WASHINGTON -- Canada's trade minister is flying to meetings in different countries over the coming week in an attempt to save a trade agreement with the European Union now imperilled by anti-globalization sentiment.
Chrystia Freeland will meet European politicians at a progressive forum in Montreal, speak in Germany to a congress of the centre-left Social Democratic party, then address a supper gathering of European trade ministers in Slovakia.
The agreement faces opposition in Europe from left and right.
On the left, Austria's chancellor recently predicted it would be the continent's next big political conflict. On the right, France's National Front calls the agreement a Trojan horse for American interests and warns it's the prelude to a similar deal with the U.S. that would hurt French farmers.
Freeland says it's important to ratify the agreement and demonstrate that anti-globalization forces can be beaten. She said she hopes to have it completed in time for a Canada-EU summit in October, and ratified by European lawmakers early next year.
"It is a very big focus of mine right now -- and of the prime minister," Freeland told a news conference Wednesday.
"We see CETA as an important deal, not just for Canada and Europe, but also very powerful, today, in this protectionist moment as a way for Canada and Europe to push back against the anti-globalization sentiment and to show that a progressive trade agreement can be done."
She said the Liberals have been trying to address concerns over matters such as labour rights, environmental standards and investor-state dispute settlement rules. Freeland said three years after the Harper government announced an agreement-in-principle, the ratification process was paralyzed; "CETA was stalled."
She made the remarks to reporters in the U.S., where the trade-bashing Donald Trump has been rising in recent polls.
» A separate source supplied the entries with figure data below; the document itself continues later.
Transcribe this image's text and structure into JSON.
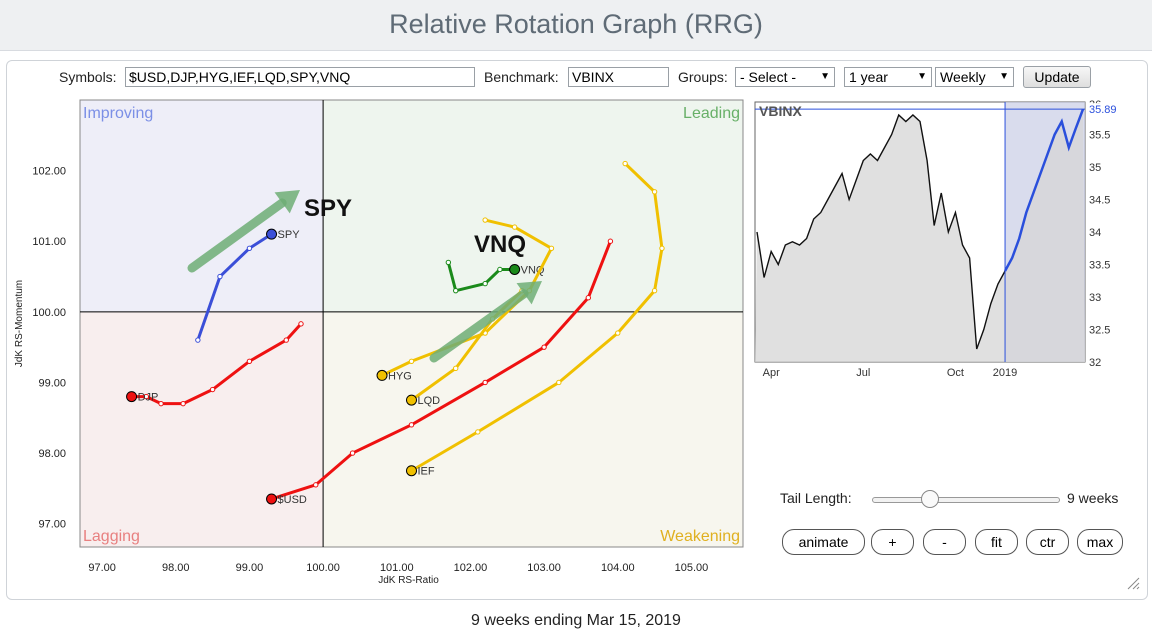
{
  "page": {
    "title": "Relative Rotation Graph (RRG)",
    "footer": "9 weeks ending Mar 15, 2019"
  },
  "controls": {
    "symbols_label": "Symbols:",
    "symbols_value": "$USD,DJP,HYG,IEF,LQD,SPY,VNQ",
    "benchmark_label": "Benchmark:",
    "benchmark_value": "VBINX",
    "groups_label": "Groups:",
    "groups_value": "- Select -",
    "period_value": "1 year",
    "interval_value": "Weekly",
    "update_label": "Update",
    "tail_label": "Tail Length:",
    "tail_value": "9 weeks",
    "tail_fraction": 0.3,
    "buttons": {
      "animate": "animate",
      "plus": "+",
      "minus": "-",
      "fit": "fit",
      "ctr": "ctr",
      "max": "max"
    }
  },
  "quadrants": {
    "improving": {
      "label": "Improving",
      "color": "#7b8fe6",
      "bg": "#eeeef8"
    },
    "leading": {
      "label": "Leading",
      "color": "#68b068",
      "bg": "#eef5ee"
    },
    "weakening": {
      "label": "Weakening",
      "color": "#e0b020",
      "bg": "#f7f6ee"
    },
    "lagging": {
      "label": "Lagging",
      "color": "#e88080",
      "bg": "#f8eeee"
    }
  },
  "annotations": {
    "spy": "SPY",
    "vnq": "VNQ"
  },
  "chart_data": [
    {
      "type": "scatter",
      "title": "",
      "xlabel": "JdK RS-Ratio",
      "ylabel": "JdK RS-Momentum",
      "xlim": [
        96.7,
        105.7
      ],
      "ylim": [
        96.67,
        103.0
      ],
      "xticks": [
        97.0,
        98.0,
        99.0,
        100.0,
        101.0,
        102.0,
        103.0,
        104.0,
        105.0
      ],
      "yticks": [
        97.0,
        98.0,
        99.0,
        100.0,
        101.0,
        102.0
      ],
      "xtick_labels": [
        "97.00",
        "98.00",
        "99.00",
        "100.00",
        "101.00",
        "102.00",
        "103.00",
        "104.00",
        "105.00"
      ],
      "ytick_labels": [
        "97.00",
        "98.00",
        "99.00",
        "100.00",
        "101.00",
        "102.00"
      ],
      "series": [
        {
          "name": "SPY",
          "color": "#3b4fd8",
          "points": [
            [
              98.3,
              99.6
            ],
            [
              98.6,
              100.5
            ],
            [
              99.0,
              100.9
            ],
            [
              99.3,
              101.1
            ]
          ]
        },
        {
          "name": "DJP",
          "color": "#ee1111",
          "points": [
            [
              99.7,
              99.83
            ],
            [
              99.5,
              99.6
            ],
            [
              99.0,
              99.3
            ],
            [
              98.5,
              98.9
            ],
            [
              98.1,
              98.7
            ],
            [
              97.8,
              98.7
            ],
            [
              97.6,
              98.8
            ],
            [
              97.4,
              98.8
            ]
          ]
        },
        {
          "name": "VNQ",
          "color": "#1a8a1a",
          "points": [
            [
              101.7,
              100.7
            ],
            [
              101.8,
              100.3
            ],
            [
              102.2,
              100.4
            ],
            [
              102.4,
              100.6
            ],
            [
              102.6,
              100.6
            ]
          ]
        },
        {
          "name": "HYG",
          "color": "#f0c000",
          "points": [
            [
              102.2,
              101.3
            ],
            [
              102.6,
              101.2
            ],
            [
              103.1,
              100.9
            ],
            [
              102.8,
              100.3
            ],
            [
              102.2,
              99.7
            ],
            [
              101.2,
              99.3
            ],
            [
              100.8,
              99.1
            ]
          ]
        },
        {
          "name": "LQD",
          "color": "#f0c000",
          "points": [
            [
              102.7,
              100.3
            ],
            [
              102.3,
              99.9
            ],
            [
              101.8,
              99.2
            ],
            [
              101.2,
              98.75
            ]
          ]
        },
        {
          "name": "IEF",
          "color": "#f0c000",
          "points": [
            [
              104.1,
              102.1
            ],
            [
              104.5,
              101.7
            ],
            [
              104.6,
              100.9
            ],
            [
              104.5,
              100.3
            ],
            [
              104.0,
              99.7
            ],
            [
              103.2,
              99.0
            ],
            [
              102.1,
              98.3
            ],
            [
              101.2,
              97.75
            ]
          ]
        },
        {
          "name": "$USD",
          "color": "#ee1111",
          "points": [
            [
              103.9,
              101.0
            ],
            [
              103.6,
              100.2
            ],
            [
              103.0,
              99.5
            ],
            [
              102.2,
              99.0
            ],
            [
              101.2,
              98.4
            ],
            [
              100.4,
              98.0
            ],
            [
              99.9,
              97.55
            ],
            [
              99.3,
              97.35
            ]
          ]
        }
      ]
    },
    {
      "type": "line",
      "title": "VBINX",
      "xlabel": "",
      "ylabel": "",
      "ylim": [
        32,
        36
      ],
      "yticks": [
        32,
        32.5,
        33,
        33.5,
        34,
        34.5,
        35,
        35.5,
        36
      ],
      "ytick_labels": [
        "32",
        "32.5",
        "33",
        "33.5",
        "34",
        "34.5",
        "35",
        "35.5",
        "36"
      ],
      "xtick_labels": [
        "Apr",
        "Jul",
        "Oct",
        "2019"
      ],
      "last_value_label": "35.89",
      "series": [
        {
          "name": "VBINX",
          "color": "#111111",
          "values": [
            34.0,
            33.3,
            33.7,
            33.5,
            33.8,
            33.85,
            33.8,
            33.9,
            34.2,
            34.3,
            34.5,
            34.7,
            34.9,
            34.5,
            34.8,
            35.1,
            35.2,
            35.1,
            35.3,
            35.5,
            35.8,
            35.7,
            35.8,
            35.7,
            35.1,
            34.1,
            34.6,
            34.0,
            34.3,
            33.8,
            33.6,
            32.2,
            32.5,
            32.9,
            33.2,
            33.4
          ]
        },
        {
          "name": "recent",
          "color": "#2a4fdc",
          "values": [
            33.4,
            33.6,
            33.9,
            34.3,
            34.6,
            34.9,
            35.2,
            35.5,
            35.7,
            35.3,
            35.6,
            35.89
          ]
        }
      ]
    }
  ]
}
While the French right emphasizes the damage to farming, Trump has argued global elites have hurt U.S. coal miners, steel workers and manufacturing.
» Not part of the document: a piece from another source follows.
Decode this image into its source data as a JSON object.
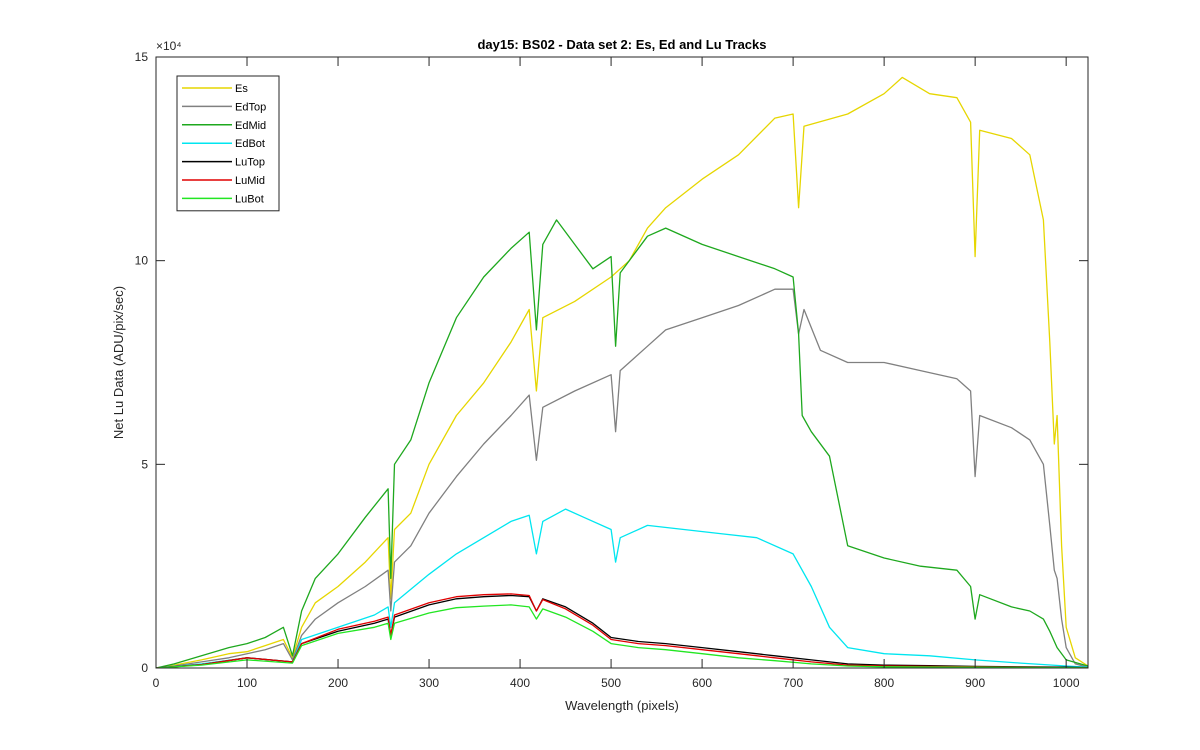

Surging protectionist sentiment in the U.S. is also complicating the process of reaching a new softwood lumber agreement, Freeland said.
She said the two countries are making an honest attempt at bridging fundamental differences, but Canada is also preparing for the possibility of a new round of court battles as repeatedly experienced over this issue in the past.
"There are some big differences," said Freeland, who met with her U.S. counterpart Michael Froman in Washington on Wednesday.
"We're looking for a good deal -- not just any deal. ... If it does go to litigation we're prepared for that, too."